You can hide your NTFS by changing the corresponding partition type to 0x83
(if MBR) or 0x8300
(if GPT). It will trick Windows it's a Linux partition. Use fdisk
or gdisk
on Linux to do so.
It works because Windows looks at the partition type and finds it important, Linux doesn't. In Linux you can specify the filesystem explicitly (like with mount -t
or in /etc/fstab
) and if there's any automagic, it recognizes the filesystem by its header or so (similarly Linux doesn't care about file extensions and recognizes files by their content).

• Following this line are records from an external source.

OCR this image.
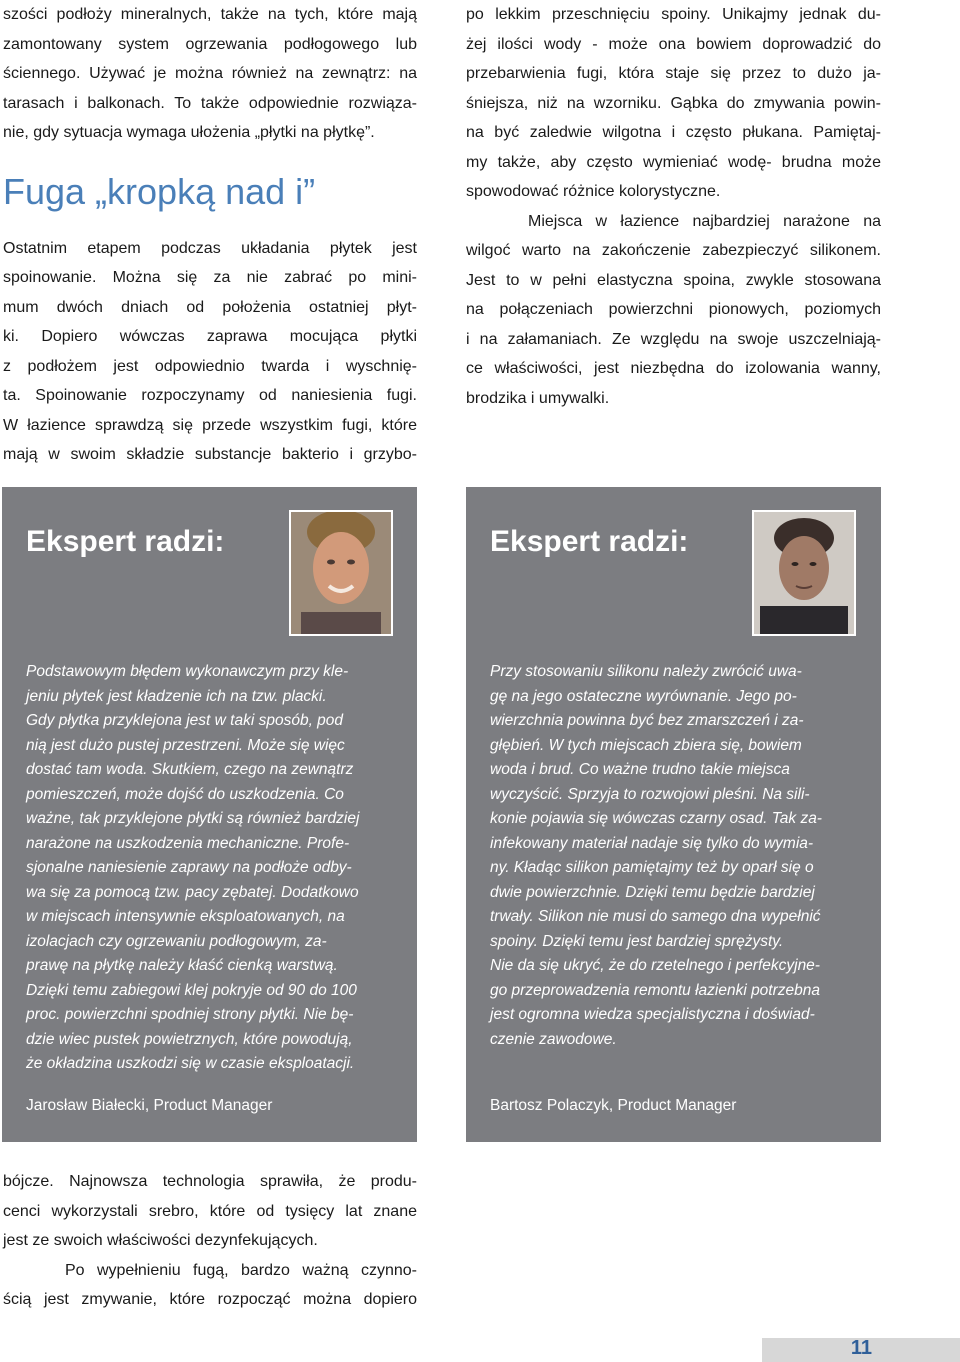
szości podłoży mineralnych, także na tych, które mają

zamontowany system ogrzewania podłogowego lub

ściennego. Używać je można również na zewnątrz: na

tarasach i balkonach. To także odpowiednie rozwiąza-

nie, gdy sytuacja wymaga ułożenia „płytki na płytkę”.

Fuga „kropką nad i”

Ostatnim etapem podczas układania płytek jest

spoinowanie. Można się za nie zabrać po mini-

mum dwóch dniach od położenia ostatniej płyt-

ki. Dopiero wówczas zaprawa mocująca płytki

z podłożem jest odpowiednio twarda i wyschnię-

ta. Spoinowanie rozpoczynamy od naniesienia fugi.

W łazience sprawdzą się przede wszystkim fugi, które

mają w swoim składzie substancje bakterio i grzybo-

po lekkim przeschnięciu spoiny. Unikajmy jednak du-

żej ilości wody - może ona bowiem doprowadzić do

przebarwienia fugi, która staje się przez to dużo ja-

śniejsza, niż na wzorniku. Gąbka do zmywania powin-

na być zaledwie wilgotna i często płukana. Pamiętaj-

my także, aby często wymieniać wodę- brudna może

spowodować różnice kolorystyczne.

Miejsca w łazience najbardziej narażone na

wilgoć warto na zakończenie zabezpieczyć silikonem.

Jest to w pełni elastyczna spoina, zwykle stosowana

na połączeniach powierzchni pionowych, poziomych

i na załamaniach. Ze względu na swoje uszczelniają-

ce właściwości, jest niezbędna do izolowania wanny,

brodzika i umywalki.

Ekspert radzi:

Podstawowym błędem wykonawczym przy kle-

jeniu płytek jest kładzenie ich na tzw. placki.

Gdy płytka przyklejona jest w taki sposób, pod

nią jest dużo pustej przestrzeni. Może się więc

dostać tam woda. Skutkiem, czego na zewnątrz

pomieszczeń, może dojść do uszkodzenia. Co

ważne, tak przyklejone płytki są również bardziej

narażone na uszkodzenia mechaniczne. Profe-

sjonalne naniesienie zaprawy na podłoże odby-

wa się za pomocą tzw. pacy zębatej. Dodatkowo

w miejscach intensywnie eksploatowanych, na

izolacjach czy ogrzewaniu podłogowym, za-

prawę na płytkę należy kłaść cienką warstwą.

Dzięki temu zabiegowi klej pokryje od 90 do 100

proc. powierzchni spodniej strony płytki. Nie bę-

dzie wiec pustek powietrznych, które powodują,

że okładzina uszkodzi się w czasie eksploatacji.

Jarosław Białecki, Product Manager
Ekspert radzi:

Przy stosowaniu silikonu należy zwrócić uwa-

gę na jego ostateczne wyrównanie. Jego po-

wierzchnia powinna być bez zmarszczeń i za-

głębień. W tych miejscach zbiera się, bowiem

woda i brud. Co ważne trudno takie miejsca

wyczyścić. Sprzyja to rozwojowi pleśni. Na sili-

konie pojawia się wówczas czarny osad. Tak za-

infekowany materiał nadaje się tylko do wymia-

ny. Kładąc silikon pamiętajmy też by oparł się o

dwie powierzchnie. Dzięki temu będzie bardziej

trwały. Silikon nie musi do samego dna wypełnić

spoiny. Dzięki temu jest bardziej sprężysty.

Nie da się ukryć, że do rzetelnego i perfekcyjne-

go przeprowadzenia remontu łazienki potrzebna

jest ogromna wiedza specjalistyczna i doświad-

czenie zawodowe.

Bartosz Polaczyk, Product Manager

bójcze. Najnowsza technologia sprawiła, że produ-

cenci wykorzystali srebro, które od tysięcy lat znane

jest ze swoich właściwości dezynfekujących.

Po wypełnieniu fugą, bardzo ważną czynno-

ścią jest zmywanie, które rozpocząć można dopiero

11
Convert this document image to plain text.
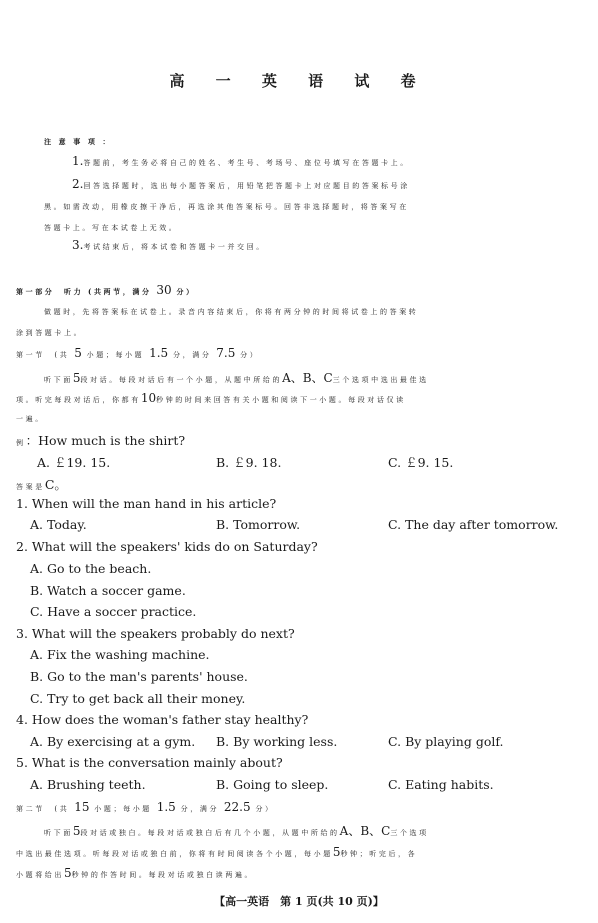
高 一 英 语 试 卷
注 意 事 项 ：
1.答题前，考生务必将自己的姓名、考生号、考场号、座位号填写在答题卡上。
2.回答选择题时，选出每小题答案后，用铅笔把答题卡上对应题目的答案标号涂
黑。如需改动，用橡皮擦干净后，再选涂其他答案标号。回答非选择题时，将答案写在
答题卡上。写在本试卷上无效。
3.考试结束后，将本试卷和答题卡一并交回。
第一部分　听力 (共两节，满分 30 分）
做题时，先将答案标在试卷上。录音内容结束后，你将有两分钟的时间将试卷上的答案转
涂到答题卡上。
第一节　 (共 5 小题；每小题 1.5 分，满分 7.5 分）
听下面5段对话。每段对话后有一个小题，从题中所给的A、B、C三个选项中选出最佳选
项。听完每段对话后，你都有10秒钟的时间来回答有关小题和阅读下一小题。每段对话仅读
一遍。
例：How much is the shirt?
A. ￡19. 15.	B. ￡9. 18.	C. ￡9. 15.
答案是C。
1. When will the man hand in his article?
A. Today.	B. Tomorrow.	C. The day after tomorrow.
2. What will the speakers' kids do on Saturday?
A. Go to the beach.
B. Watch a soccer game.
C. Have a soccer practice.
3. What will the speakers probably do next?
A. Fix the washing machine.
B. Go to the man's parents' house.
C. Try to get back all their money.
4. How does the woman's father stay healthy?
A. By exercising at a gym. B. By working less.	C. By playing golf.
5. What is the conversation mainly about?
A. Brushing teeth.	B. Going to sleep.	C. Eating habits.
第二节　 (共 15 小题；每小题 1.5 分，满分 22.5 分）
听下面5段对话或独白。每段对话或独白后有几个小题，从题中所给的A、B、C三个选项
中选出最佳选项。听每段对话或独白前，你将有时间阅读各个小题，每小题5秒钟；听完后，各
小题将给出5秒钟的作答时间。每段对话或独白读两遍。
【高一英语　第 1 页(共 10 页)】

I confirmed my solution (both cases: MBR and GPT) with Windows 7 and Kubuntu 16.04.2 LTS. At the moment I don't have access to Windows 10, hopefully it behaves the same way. Conclusions:
- Windows doesn't mount a partition with Linux partition type, even if there's NTFS inside. You cannot assign a drive letter at all. Such partition seems to behave as if it was pure Linux partition. I expect Windows won't mess with it.
- Linux can mount NTFS regardless of corresponding partition type.
Trivia: In Linux you can have any filesystem inside a regular file and mount it. In this case there's no partition table holding the partition type. This clearly shows that Linux just doesn't care about the partition type when mounting.